Auf der Pole: Ferrari smart gegen Verstappen

Dank eines cleveren Manövers sicherte sich Ferrari-Star Charles Leclerc den ersten Startplatz für das Formel-1-Rennen in Frankreich.

Beschützt vom Auto seines Teamkollegen Carlos Sainz erwies sich der Monegasse am Samstag in Le Castellet als unschlagbar und raste souverän auf die Pole-Position. Der 24-Jährige schlug in seiner schnellsten Runde den in der Mittelmeerhitze chancenlosen Weltmeister Max Verstappen im Red Bull um mehr als drei Zehntelsekunden. Sein mexikanischer Stallrivale Sergio Pérez wurde Dritter. .

„Wir sind sehr gut aufgestellt. Hoffentlich können wir morgen den Sieg holen“, sagte der WM-Zweite Leclerc nach seiner 16. Karriere-Pole-Position und bedankte sich gleich bei seinem hilfsbereiten Teamkollegen: „Dank Carlos hat es geklappt. Ohne Carlos wäre es viel enger gewesen. Hoffentlich ist er morgen wieder im Kampf.”

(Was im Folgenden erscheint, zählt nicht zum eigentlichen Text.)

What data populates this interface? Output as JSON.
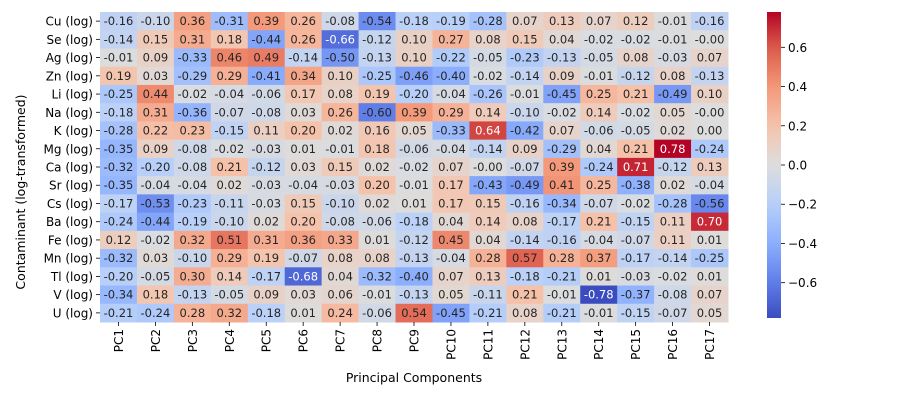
{
  "chart_data": {
    "type": "heatmap",
    "xlabel": "Principal Components",
    "ylabel": "Contaminant (log-transformed)",
    "x_categories": [
      "PC1",
      "PC2",
      "PC3",
      "PC4",
      "PC5",
      "PC6",
      "PC7",
      "PC8",
      "PC9",
      "PC10",
      "PC11",
      "PC12",
      "PC13",
      "PC14",
      "PC15",
      "PC16",
      "PC17"
    ],
    "y_categories": [
      "Cu (log)",
      "Se (log)",
      "Ag (log)",
      "Zn (log)",
      "Li (log)",
      "Na (log)",
      "K (log)",
      "Mg (log)",
      "Ca (log)",
      "Sr (log)",
      "Cs (log)",
      "Ba (log)",
      "Fe (log)",
      "Mn (log)",
      "Tl (log)",
      "V (log)",
      "U (log)"
    ],
    "values": [
      [
        -0.16,
        -0.1,
        0.36,
        -0.31,
        0.39,
        0.26,
        -0.08,
        -0.54,
        -0.18,
        -0.19,
        -0.28,
        0.07,
        0.13,
        0.07,
        0.12,
        -0.01,
        -0.16
      ],
      [
        -0.14,
        0.15,
        0.31,
        0.18,
        -0.44,
        0.26,
        -0.66,
        -0.12,
        0.1,
        0.27,
        0.08,
        0.15,
        0.04,
        -0.02,
        -0.02,
        -0.01,
        -0.0
      ],
      [
        -0.01,
        0.09,
        -0.33,
        0.46,
        0.49,
        -0.14,
        -0.5,
        -0.13,
        0.1,
        -0.22,
        -0.05,
        -0.23,
        -0.13,
        -0.05,
        0.08,
        -0.03,
        0.07
      ],
      [
        0.19,
        0.03,
        -0.29,
        0.29,
        -0.41,
        0.34,
        0.1,
        -0.25,
        -0.46,
        -0.4,
        -0.02,
        -0.14,
        0.09,
        -0.01,
        -0.12,
        0.08,
        -0.13
      ],
      [
        -0.25,
        0.44,
        -0.02,
        -0.04,
        -0.06,
        0.17,
        0.08,
        0.19,
        -0.2,
        -0.04,
        -0.26,
        -0.01,
        -0.45,
        0.25,
        0.21,
        -0.49,
        0.1
      ],
      [
        -0.18,
        0.31,
        -0.36,
        -0.07,
        -0.08,
        0.03,
        0.26,
        -0.6,
        0.39,
        0.29,
        0.14,
        -0.1,
        -0.02,
        0.14,
        -0.02,
        0.05,
        -0.0
      ],
      [
        -0.28,
        0.22,
        0.23,
        -0.15,
        0.11,
        0.2,
        0.02,
        0.16,
        0.05,
        -0.33,
        0.64,
        -0.42,
        0.07,
        -0.06,
        -0.05,
        0.02,
        0.0
      ],
      [
        -0.35,
        0.09,
        -0.08,
        -0.02,
        -0.03,
        0.01,
        -0.01,
        0.18,
        -0.06,
        -0.04,
        -0.14,
        0.09,
        -0.29,
        0.04,
        0.21,
        0.78,
        -0.24
      ],
      [
        -0.32,
        -0.2,
        -0.08,
        0.21,
        -0.12,
        0.03,
        0.15,
        0.02,
        -0.02,
        0.07,
        -0.0,
        -0.07,
        0.39,
        -0.24,
        0.71,
        -0.12,
        0.13
      ],
      [
        -0.35,
        -0.04,
        -0.04,
        0.02,
        -0.03,
        -0.04,
        -0.03,
        0.2,
        -0.01,
        0.17,
        -0.43,
        -0.49,
        0.41,
        0.25,
        -0.38,
        0.02,
        -0.04
      ],
      [
        -0.17,
        -0.53,
        -0.23,
        -0.11,
        -0.03,
        0.15,
        -0.1,
        0.02,
        0.01,
        0.17,
        0.15,
        -0.16,
        -0.34,
        -0.07,
        -0.02,
        -0.28,
        -0.56
      ],
      [
        -0.24,
        -0.44,
        -0.19,
        -0.1,
        0.02,
        0.2,
        -0.08,
        -0.06,
        -0.18,
        0.04,
        0.14,
        0.08,
        -0.17,
        0.21,
        -0.15,
        0.11,
        0.7
      ],
      [
        0.12,
        -0.02,
        0.32,
        0.51,
        0.31,
        0.36,
        0.33,
        0.01,
        -0.12,
        0.45,
        0.04,
        -0.14,
        -0.16,
        -0.04,
        -0.07,
        0.11,
        0.01
      ],
      [
        -0.32,
        0.03,
        -0.1,
        0.29,
        0.19,
        -0.07,
        0.08,
        0.08,
        -0.13,
        -0.04,
        0.28,
        0.57,
        0.28,
        0.37,
        -0.17,
        -0.14,
        -0.25
      ],
      [
        -0.2,
        -0.05,
        0.3,
        0.14,
        -0.17,
        -0.68,
        0.04,
        -0.32,
        -0.4,
        0.07,
        0.13,
        -0.18,
        -0.21,
        0.01,
        -0.03,
        -0.02,
        0.01
      ],
      [
        -0.34,
        0.18,
        -0.13,
        -0.05,
        0.09,
        0.03,
        0.06,
        -0.01,
        -0.13,
        0.05,
        -0.11,
        0.21,
        -0.01,
        -0.78,
        -0.37,
        -0.08,
        0.07
      ],
      [
        -0.21,
        -0.24,
        0.28,
        0.32,
        -0.18,
        0.01,
        0.24,
        -0.06,
        0.54,
        -0.45,
        -0.21,
        0.08,
        -0.21,
        -0.01,
        -0.15,
        -0.07,
        0.05
      ]
    ],
    "colormap": "coolwarm",
    "vmin": -0.78,
    "vmax": 0.78,
    "colorbar_ticks": [
      -0.6,
      -0.4,
      -0.2,
      0.0,
      0.2,
      0.4,
      0.6
    ],
    "colorbar_tick_labels": [
      "−0.6",
      "−0.4",
      "−0.2",
      "0.0",
      "0.2",
      "0.4",
      "0.6"
    ],
    "annotate": true,
    "grid": false,
    "legend": "colorbar-right"
  }
}
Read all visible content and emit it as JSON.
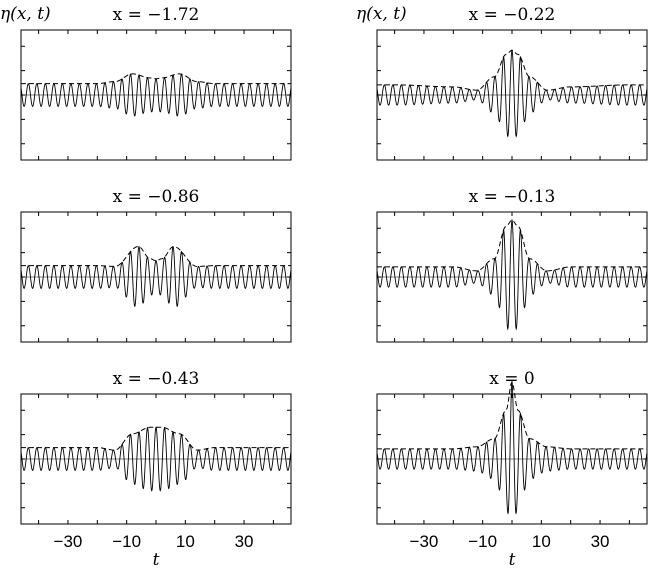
{
  "chart_data": {
    "type": "line",
    "ylabel": "η(x, t)",
    "xlabel": "t",
    "x_ticks": [
      -30,
      -10,
      10,
      30
    ],
    "xlim": [
      -46,
      46
    ],
    "ylim": [
      -1.6,
      1.6
    ],
    "series_styles": [
      "solid line: η(x, t)",
      "dashed line: envelope"
    ],
    "panels": [
      {
        "title": "x = −1.72",
        "x_value": -1.72,
        "column": "left",
        "row": 1,
        "envelope_amplitudes_at": {
          "t": [
            -40,
            -20,
            -14,
            -8,
            -2,
            0,
            2,
            8,
            14,
            20,
            40
          ],
          "env": [
            0.28,
            0.28,
            0.33,
            0.52,
            0.42,
            0.4,
            0.42,
            0.52,
            0.33,
            0.28,
            0.28
          ]
        }
      },
      {
        "title": "x = −0.22",
        "x_value": -0.22,
        "column": "right",
        "row": 1,
        "envelope_amplitudes_at": {
          "t": [
            -40,
            -20,
            -12,
            -6,
            -2,
            0,
            2,
            6,
            12,
            20,
            40
          ],
          "env": [
            0.25,
            0.2,
            0.12,
            0.45,
            1.0,
            1.1,
            1.0,
            0.45,
            0.12,
            0.2,
            0.25
          ]
        }
      },
      {
        "title": "x = −0.86",
        "x_value": -0.86,
        "column": "left",
        "row": 2,
        "envelope_amplitudes_at": {
          "t": [
            -40,
            -20,
            -14,
            -6,
            -2,
            0,
            2,
            6,
            14,
            20,
            40
          ],
          "env": [
            0.28,
            0.28,
            0.26,
            0.75,
            0.45,
            0.4,
            0.45,
            0.75,
            0.26,
            0.28,
            0.28
          ]
        }
      },
      {
        "title": "x = −0.13",
        "x_value": -0.13,
        "column": "right",
        "row": 2,
        "envelope_amplitudes_at": {
          "t": [
            -40,
            -20,
            -12,
            -6,
            -2,
            0,
            2,
            6,
            12,
            20,
            40
          ],
          "env": [
            0.25,
            0.25,
            0.15,
            0.45,
            1.25,
            1.4,
            1.25,
            0.45,
            0.15,
            0.25,
            0.25
          ]
        }
      },
      {
        "title": "x = −0.43",
        "x_value": -0.43,
        "column": "left",
        "row": 3,
        "envelope_amplitudes_at": {
          "t": [
            -40,
            -20,
            -14,
            -8,
            -2,
            0,
            2,
            8,
            14,
            20,
            40
          ],
          "env": [
            0.28,
            0.28,
            0.22,
            0.62,
            0.78,
            0.78,
            0.78,
            0.62,
            0.22,
            0.28,
            0.28
          ]
        }
      },
      {
        "title": "x = 0",
        "x_value": 0,
        "column": "right",
        "row": 3,
        "envelope_amplitudes_at": {
          "t": [
            -40,
            -20,
            -12,
            -6,
            -2,
            0,
            2,
            6,
            12,
            20,
            40
          ],
          "env": [
            0.25,
            0.25,
            0.3,
            0.5,
            1.2,
            1.9,
            1.2,
            0.5,
            0.3,
            0.25,
            0.25
          ]
        }
      }
    ]
  }
}
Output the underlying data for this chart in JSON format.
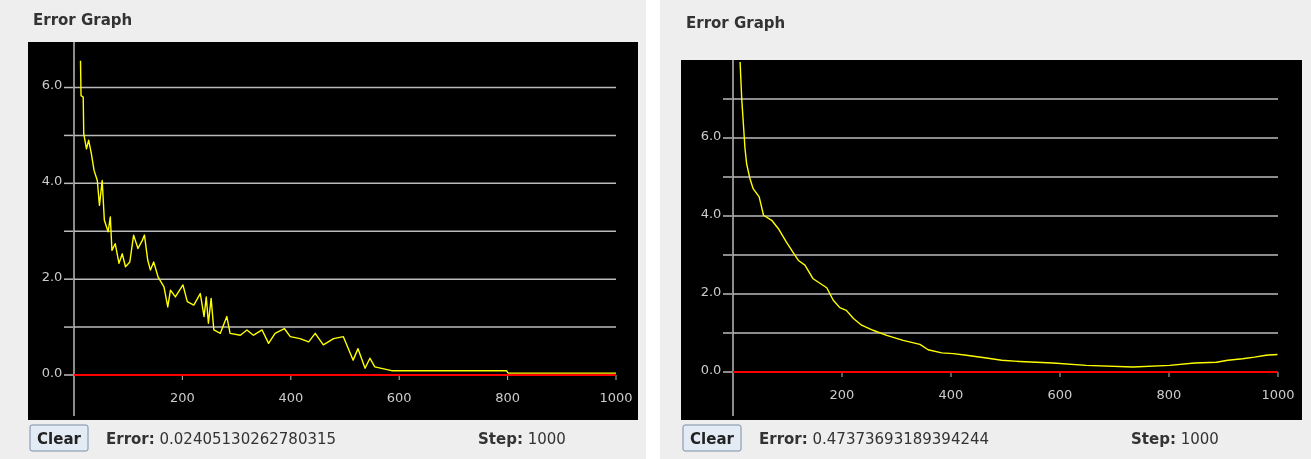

Sainz als starkes Zugpferd für Leclerc

Die Scuderia konnte mit Sainz taktieren, da der 27-Jährige keine Chance auf einen Platz an der Spitze hatte. Er wurde wegen veränderter technischer Elemente bestraft und muss am Sonntag (15 Uhr/Sky) von hinten jagen. Diesen Umstand hat Ferrari einen Tag vor dem Grand Prix geschickt ausgenutzt und Sainz gleich zweimal als potentes Arbeitstier für Leclerc eingesetzt. Bei perfektem Teamwork hatte Red Bull jedoch keine Chance auf Konter. „Ferrari hat das Windschattenspiel optimal genutzt“, sagte Red-Bulls-Berater Helmut Marko: „Aber der Unterschied ist nicht so drastisch, wie es scheint.“

Auch Verstappen war überzeugt, ging als Weltranglistenerster mit 38 Punkten Vorsprung auf Leclerc in den zwölften Saisonlauf. „Unsere Stärke ist nicht die Klassifizierung, wir hatten einige Probleme. Es war komplizierter, als ich erwartet hatte“, sagte der Niederländer, der seit mehr als einem Monat auf einen Grand-Prix-Sieg wartet: „Wir haben ein gutes Rennauto, wir sind auf den Geraden schnell, das können wir morgen gut gebrauchen. “


Schumachers Bestzeit wurde entfernt

Sebastian Vettel wurde im Aston Martin 14. Für Mick Schumacher endete die Wertung nach dem ersten Durchgang. Eigentlich hatte sich der Haas-Pilot bereits seinen Startplatz für die zweite Qualifikationsrunde gesichert, doch die Bestzeit des 23-Jährigen wurde später gestrichen. Schumacher hatte die Strecke illegal verlassen und sich dadurch angeblich einen Vorteil verschafft, wie der Rennleiter später entschied.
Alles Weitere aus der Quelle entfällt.